Pawłowicz: "twarz boksera" obraźliwa? Nie przyszłoby mi do głowy

Pawłowicz: "twarz boksera" obraźliwa? Nie przyszłoby mi do głowy

Dodano:   /  Zmieniono: 
Prof. Krystyna Pawłowicz (fot. DAMIAN BURZYKOWSKI / newspix.pl) Źródło:Newspix.pl
Posłanka PiS Krystyna Pawłowicz, która powiedziała o Annie Grodzkiej m.in. że ta transseksualna posłanka Ruchu Palikota ma "twarz boksera" i że "nie wystarczy nażreć się hormonów, by stać się kobietą", za te słowa ma stanąć przed komisją etyki poselskiej. Posłanka pytana o swoje słowa stwierdza, że wypadałoby jej przeprosić... bokserów.
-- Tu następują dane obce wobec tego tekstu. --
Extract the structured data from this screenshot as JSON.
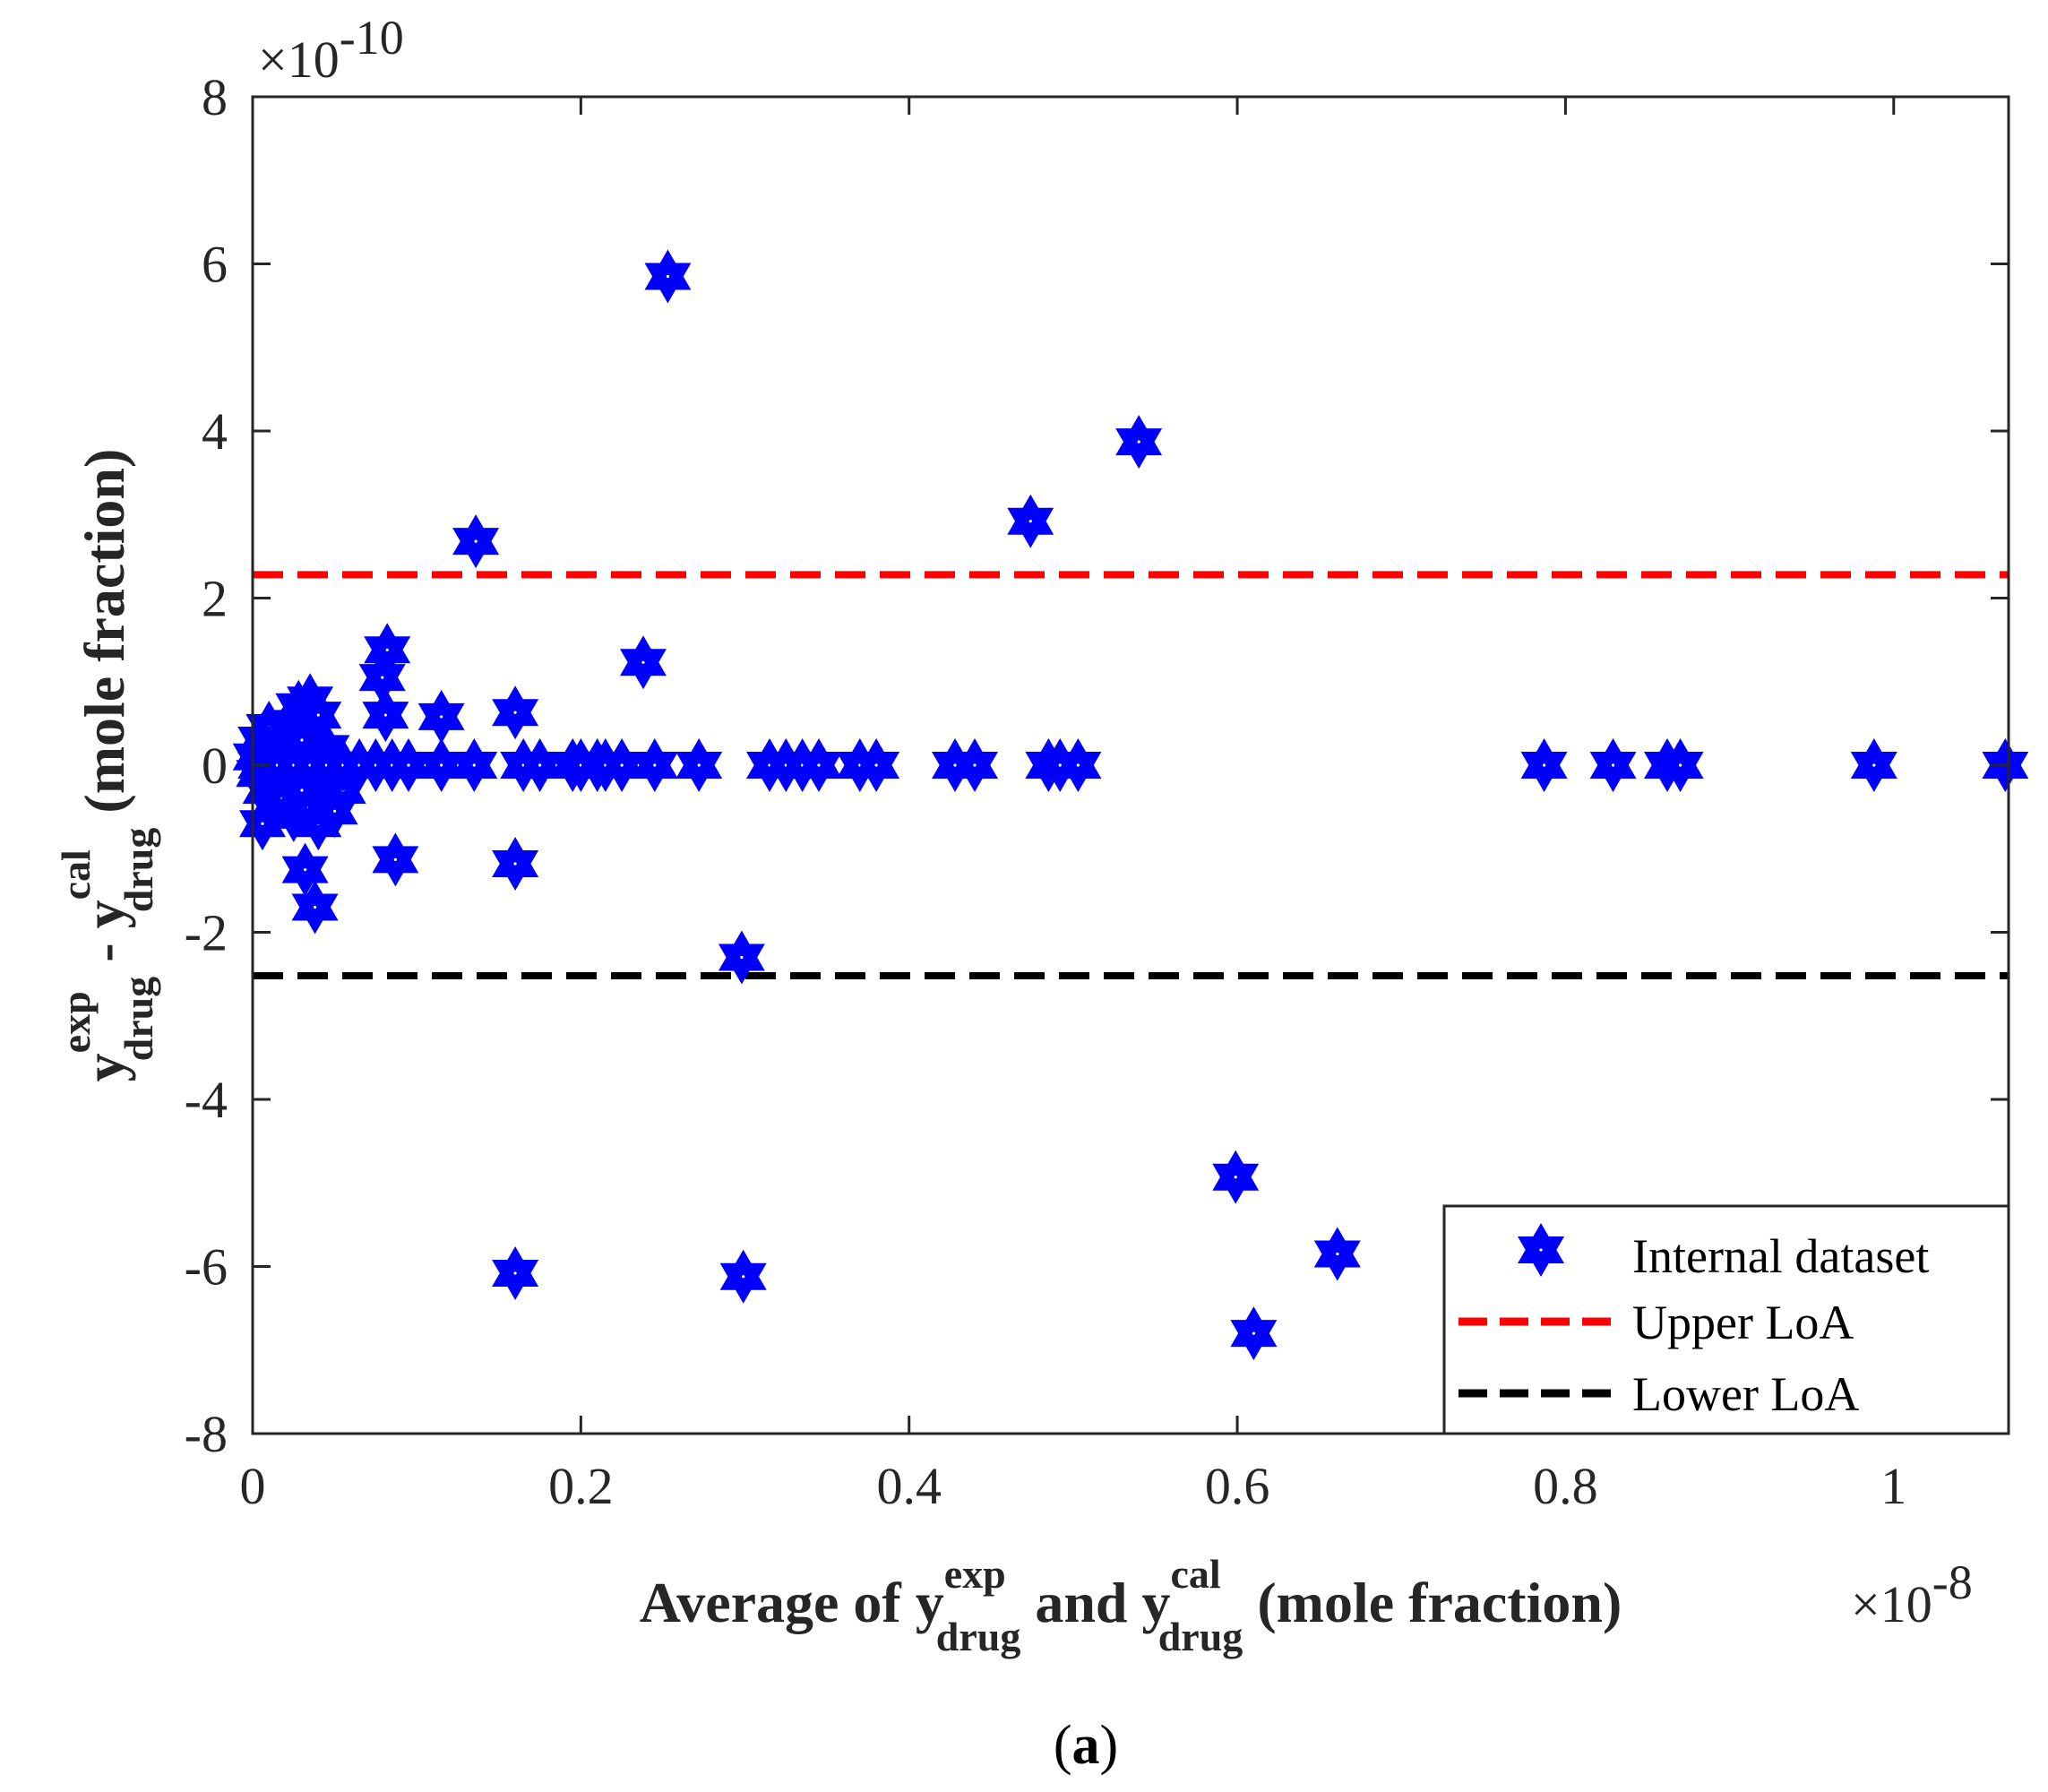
{
  "chart_data": {
    "type": "scatter",
    "title": "",
    "caption": {
      "open": "(",
      "letter": "a",
      "close": ")"
    },
    "xlabel": {
      "prefix": "Average of ",
      "y1": "y",
      "y1_sup": "exp",
      "y1_sub": "drug",
      "middle": " and ",
      "y2": "y",
      "y2_sup": "cal",
      "y2_sub": "drug",
      "suffix": " (mole fraction)"
    },
    "ylabel": {
      "y1": "y",
      "y1_sup": "exp",
      "y1_sub": "drug",
      "minus": " - ",
      "y2": "y",
      "y2_sup": "cal",
      "y2_sub": "drug",
      "suffix": " (mole fraction)"
    },
    "x_multiplier": {
      "base": "×10",
      "exponent": "-8"
    },
    "y_multiplier": {
      "base": "×10",
      "exponent": "-10"
    },
    "xlim": [
      0,
      1.07
    ],
    "ylim": [
      -8,
      8
    ],
    "xticks": [
      0,
      0.2,
      0.4,
      0.6,
      0.8,
      1
    ],
    "xtick_labels": [
      "0",
      "0.2",
      "0.4",
      "0.6",
      "0.8",
      "1"
    ],
    "yticks": [
      -8,
      -6,
      -4,
      -2,
      0,
      2,
      4,
      6,
      8
    ],
    "ytick_labels": [
      "-8",
      "-6",
      "-4",
      "-2",
      "0",
      "2",
      "4",
      "6",
      "8"
    ],
    "grid": false,
    "legend_position": "bottom-right",
    "series": [
      {
        "name": "Internal dataset",
        "kind": "scatter",
        "marker": "hexagram",
        "color": "#0000ff",
        "points": [
          [
            0.253,
            5.85
          ],
          [
            0.54,
            3.87
          ],
          [
            0.474,
            2.92
          ],
          [
            0.136,
            2.68
          ],
          [
            0.238,
            1.23
          ],
          [
            0.082,
            1.38
          ],
          [
            0.079,
            1.05
          ],
          [
            0.081,
            0.6
          ],
          [
            0.115,
            0.58
          ],
          [
            0.16,
            0.63
          ],
          [
            0.035,
            0.78
          ],
          [
            0.028,
            0.7
          ],
          [
            0.04,
            0.6
          ],
          [
            0.025,
            0.5
          ],
          [
            0.022,
            0.42
          ],
          [
            0.01,
            0.45
          ],
          [
            0.005,
            0.3
          ],
          [
            0.015,
            0.25
          ],
          [
            0.03,
            0.3
          ],
          [
            0.045,
            0.2
          ],
          [
            0.002,
            0.1
          ],
          [
            0.004,
            -0.1
          ],
          [
            0.008,
            -0.3
          ],
          [
            0.012,
            -0.5
          ],
          [
            0.006,
            -0.7
          ],
          [
            0.018,
            -0.4
          ],
          [
            0.025,
            -0.6
          ],
          [
            0.033,
            -0.5
          ],
          [
            0.04,
            -0.7
          ],
          [
            0.05,
            -0.55
          ],
          [
            0.03,
            -0.3
          ],
          [
            0.045,
            -0.2
          ],
          [
            0.055,
            -0.3
          ],
          [
            0.087,
            -1.13
          ],
          [
            0.16,
            -1.18
          ],
          [
            0.032,
            -1.25
          ],
          [
            0.038,
            -1.7
          ],
          [
            0.298,
            -2.3
          ],
          [
            0.16,
            -6.08
          ],
          [
            0.299,
            -6.12
          ],
          [
            0.599,
            -4.93
          ],
          [
            0.661,
            -5.85
          ],
          [
            0.61,
            -6.8
          ],
          [
            0.005,
            0
          ],
          [
            0.015,
            0
          ],
          [
            0.025,
            0
          ],
          [
            0.035,
            0
          ],
          [
            0.045,
            0
          ],
          [
            0.055,
            0
          ],
          [
            0.065,
            0
          ],
          [
            0.075,
            0
          ],
          [
            0.085,
            0
          ],
          [
            0.095,
            0
          ],
          [
            0.115,
            0
          ],
          [
            0.135,
            0
          ],
          [
            0.165,
            0
          ],
          [
            0.175,
            0
          ],
          [
            0.195,
            0
          ],
          [
            0.2,
            0
          ],
          [
            0.21,
            0
          ],
          [
            0.215,
            0
          ],
          [
            0.225,
            0
          ],
          [
            0.245,
            0
          ],
          [
            0.272,
            0
          ],
          [
            0.315,
            0
          ],
          [
            0.325,
            0
          ],
          [
            0.335,
            0
          ],
          [
            0.345,
            0
          ],
          [
            0.37,
            0
          ],
          [
            0.38,
            0
          ],
          [
            0.428,
            0
          ],
          [
            0.44,
            0
          ],
          [
            0.485,
            0
          ],
          [
            0.492,
            0
          ],
          [
            0.503,
            0
          ],
          [
            0.787,
            0
          ],
          [
            0.829,
            0
          ],
          [
            0.862,
            0
          ],
          [
            0.87,
            0
          ],
          [
            0.988,
            0
          ],
          [
            1.068,
            0
          ]
        ]
      },
      {
        "name": "Upper LoA",
        "kind": "hline",
        "y": 2.28,
        "color": "#ff0000",
        "dash": true
      },
      {
        "name": "Lower LoA",
        "kind": "hline",
        "y": -2.52,
        "color": "#000000",
        "dash": true
      }
    ]
  }
}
O sprawie pisze Onet.
Posłanka napisała list do członków komisji etyki poselskiej, w którym tłumaczy się ze swoich słów. "Nigdy nie przyszłoby mi do głowy, że w kraju, w którym utytułowani bokserzy są od lat podziwiani za talent, sportową postawę i wspaniały charakter (Pietrzykowski, Kulej) lub są idolami kultury masowej (Gołota) określenie >twarz boksera< będzie okrzyknięte za obraźliwe" - zauważa z przekąsem. "Wypadałoby przeprosić tych, którzy uprawiają twardą i ambitną dyscyplinę sportu, jaką jest boks, za to, że za sprawą mojej wypowiedzi (...) wmawia (się) ludziom, że >twarz boksera< to określenie pejoratywne" - dodaje.

"Oświadczam, że jak wielu moich rodaków uważam boks za sport zdecydowanie męski i przez >twarz boksera< rozumiem twarz o wyglądzie zdecydowanie męskim, nic więcej" - podsumowuje posłanka PiS.